Children from Heaven

Children from heaven. Begitulah aku lebih senang menyebut mereka, anak-anak dari surga. Betapa polosnya, betapa jujurnya, betapa... betapa... Ah, betapa luar biasanya mereka. Sebuah sekolah kecil namun luar biasa, dengan guru yang luar biasa pula. Sabar, telaten, pantang menyerah. 26 November 2011 aku bertemu mereka. Tiga puluh satu jumlahnya, dan empat diantaranya membuatku terharu.
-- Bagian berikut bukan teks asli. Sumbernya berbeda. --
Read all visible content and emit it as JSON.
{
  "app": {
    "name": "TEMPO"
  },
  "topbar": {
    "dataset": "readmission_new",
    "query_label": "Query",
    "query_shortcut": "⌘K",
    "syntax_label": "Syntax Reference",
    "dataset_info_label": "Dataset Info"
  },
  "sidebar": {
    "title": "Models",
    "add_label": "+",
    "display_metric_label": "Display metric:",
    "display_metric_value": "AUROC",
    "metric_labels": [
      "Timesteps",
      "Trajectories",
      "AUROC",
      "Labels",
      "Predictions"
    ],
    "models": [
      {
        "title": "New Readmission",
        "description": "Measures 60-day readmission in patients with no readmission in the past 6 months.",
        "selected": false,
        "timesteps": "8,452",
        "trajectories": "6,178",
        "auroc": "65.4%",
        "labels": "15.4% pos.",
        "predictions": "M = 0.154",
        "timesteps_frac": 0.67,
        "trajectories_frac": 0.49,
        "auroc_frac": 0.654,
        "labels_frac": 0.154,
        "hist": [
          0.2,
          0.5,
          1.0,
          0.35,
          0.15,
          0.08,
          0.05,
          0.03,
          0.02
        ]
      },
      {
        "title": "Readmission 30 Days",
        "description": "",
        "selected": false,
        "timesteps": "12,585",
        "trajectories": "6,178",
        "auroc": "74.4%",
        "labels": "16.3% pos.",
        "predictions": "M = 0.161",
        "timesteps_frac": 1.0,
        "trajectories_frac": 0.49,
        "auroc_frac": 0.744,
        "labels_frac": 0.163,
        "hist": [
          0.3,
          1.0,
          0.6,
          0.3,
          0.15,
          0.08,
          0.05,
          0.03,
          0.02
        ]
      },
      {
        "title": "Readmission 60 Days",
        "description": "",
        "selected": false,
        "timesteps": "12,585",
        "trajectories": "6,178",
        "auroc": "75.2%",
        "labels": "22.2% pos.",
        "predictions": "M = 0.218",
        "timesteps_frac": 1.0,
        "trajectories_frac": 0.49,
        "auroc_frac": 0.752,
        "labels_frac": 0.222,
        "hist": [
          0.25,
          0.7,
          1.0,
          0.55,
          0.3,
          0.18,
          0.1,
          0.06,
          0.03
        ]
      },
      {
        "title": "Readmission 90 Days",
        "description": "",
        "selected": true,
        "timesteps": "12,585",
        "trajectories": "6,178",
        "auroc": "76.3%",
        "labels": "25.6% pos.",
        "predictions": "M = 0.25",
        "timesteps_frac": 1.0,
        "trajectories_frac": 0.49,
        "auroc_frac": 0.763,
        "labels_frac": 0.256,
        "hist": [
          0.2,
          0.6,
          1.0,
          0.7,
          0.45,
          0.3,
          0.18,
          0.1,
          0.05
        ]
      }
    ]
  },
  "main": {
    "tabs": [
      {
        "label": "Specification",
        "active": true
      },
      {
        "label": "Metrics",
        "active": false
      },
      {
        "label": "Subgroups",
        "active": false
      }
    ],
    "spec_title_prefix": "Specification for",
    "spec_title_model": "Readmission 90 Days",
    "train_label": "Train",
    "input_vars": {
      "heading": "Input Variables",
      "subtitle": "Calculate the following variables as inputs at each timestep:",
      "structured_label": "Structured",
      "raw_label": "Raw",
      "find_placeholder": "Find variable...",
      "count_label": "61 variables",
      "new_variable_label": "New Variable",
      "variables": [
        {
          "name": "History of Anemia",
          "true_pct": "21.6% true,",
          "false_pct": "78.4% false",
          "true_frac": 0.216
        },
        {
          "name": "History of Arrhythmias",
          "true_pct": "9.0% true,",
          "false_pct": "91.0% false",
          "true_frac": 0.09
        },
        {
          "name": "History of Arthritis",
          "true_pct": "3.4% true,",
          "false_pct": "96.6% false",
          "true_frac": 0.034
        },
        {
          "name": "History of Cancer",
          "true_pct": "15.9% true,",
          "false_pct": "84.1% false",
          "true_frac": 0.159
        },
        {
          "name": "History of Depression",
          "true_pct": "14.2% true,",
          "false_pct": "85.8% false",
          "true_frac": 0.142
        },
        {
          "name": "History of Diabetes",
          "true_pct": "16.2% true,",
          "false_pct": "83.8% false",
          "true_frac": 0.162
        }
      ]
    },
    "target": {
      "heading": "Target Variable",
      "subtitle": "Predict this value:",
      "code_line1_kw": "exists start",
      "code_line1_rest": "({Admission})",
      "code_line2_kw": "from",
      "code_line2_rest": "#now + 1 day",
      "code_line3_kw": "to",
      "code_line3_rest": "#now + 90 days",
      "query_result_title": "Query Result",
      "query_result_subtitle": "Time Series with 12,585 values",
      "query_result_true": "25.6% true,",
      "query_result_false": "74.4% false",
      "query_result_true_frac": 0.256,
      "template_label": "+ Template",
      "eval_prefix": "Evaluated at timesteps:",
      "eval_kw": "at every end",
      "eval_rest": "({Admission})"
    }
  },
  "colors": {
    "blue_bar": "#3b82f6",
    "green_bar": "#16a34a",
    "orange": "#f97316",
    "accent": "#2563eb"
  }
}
Kurnia, anak perempuan delapan tahun itu mengidap epilepsi sekaligus tunagrahita ringan, namun dengan riangnya, mulutnya terus mengeluarkan alunan nada-nada indah. Memang tak seindah finalis Idola Cilik, tapi bagiku indah sekali. Perlahan tangannya bergerak mengikuti irama. Ah, sungguh mengharukan. Vina, perempuan sembilan belas tahun dengan gejala tuna grahita sedang. Telah bertahun-tahun sekolah di sana, namun baru bisa membaca belakangan ini. Selalu ada senyum di bibirnya. Sebagai seorang gadis 'dewasa', ia juga memiliki perasaan. Dengan polosnya, ia mengaku menyukai Pak Tian, salah satu guru di sana. Lucu sekali. Fahmi Azis Mubarak, laki-laki sembilan belas tahun dengan gejala tuna rungu. Tinggi, putih, dan... ehm, lumayan. Sama sekali tidak menyangka kalau ia murid SLB. Melihatnya, seperti mengingatkan kita bahwa tidak ada sesuatu yang sempurna. Di usia yang seharusnya menginjak bangku kuliah, ia baru masuk tingkat SMP. Hobinya bermain bulu tangkis, bahkan pernah menjadi juara (entah tingkat apa, lupa). Dengan kekurangannya, ia ternyata memiliki kelebihan yang luar biasa. Yang terakhir, Ahmad Syaripudin, biasa dipanggil Aip. Anak sebelas tahun dengan gejala tuna grahita berat. Kebiasaannya meniru apa pun yang terjadi di sekitarnya. Ketika masuk kelas, dengan akrabnya dia menyalamiku dan tiba-tiba memanggilku "Teh Ia". Usut punya usut, katanya aku mirip kakaknya yang bekerja di Purwakarta, karena sama-sama berkacamata. Ah, mungkin ia merindukan kakaknya. Benar-benar mengharukan. Sungguh anak-anak luar biasa. Diantara kekurangan yang mereka miliki, ternyata tersimpan segudang potensi. Mereka mampu membuat kerajinan tangan yang aku pun tak mungkin terpikirkan. Indah sekali. Tapi, ada satu statement yang membuatku terkaget-kaget. Seorang anak berkata terang-terangan, "Guru SD mah galak." Ya, ia pernah sekolah di SD selama tiga tahun, dan mungkin mengalami sesuatu yang 'kurang nyaman'. Tapi percayalah, kami tak seperti yang kaupikirkan.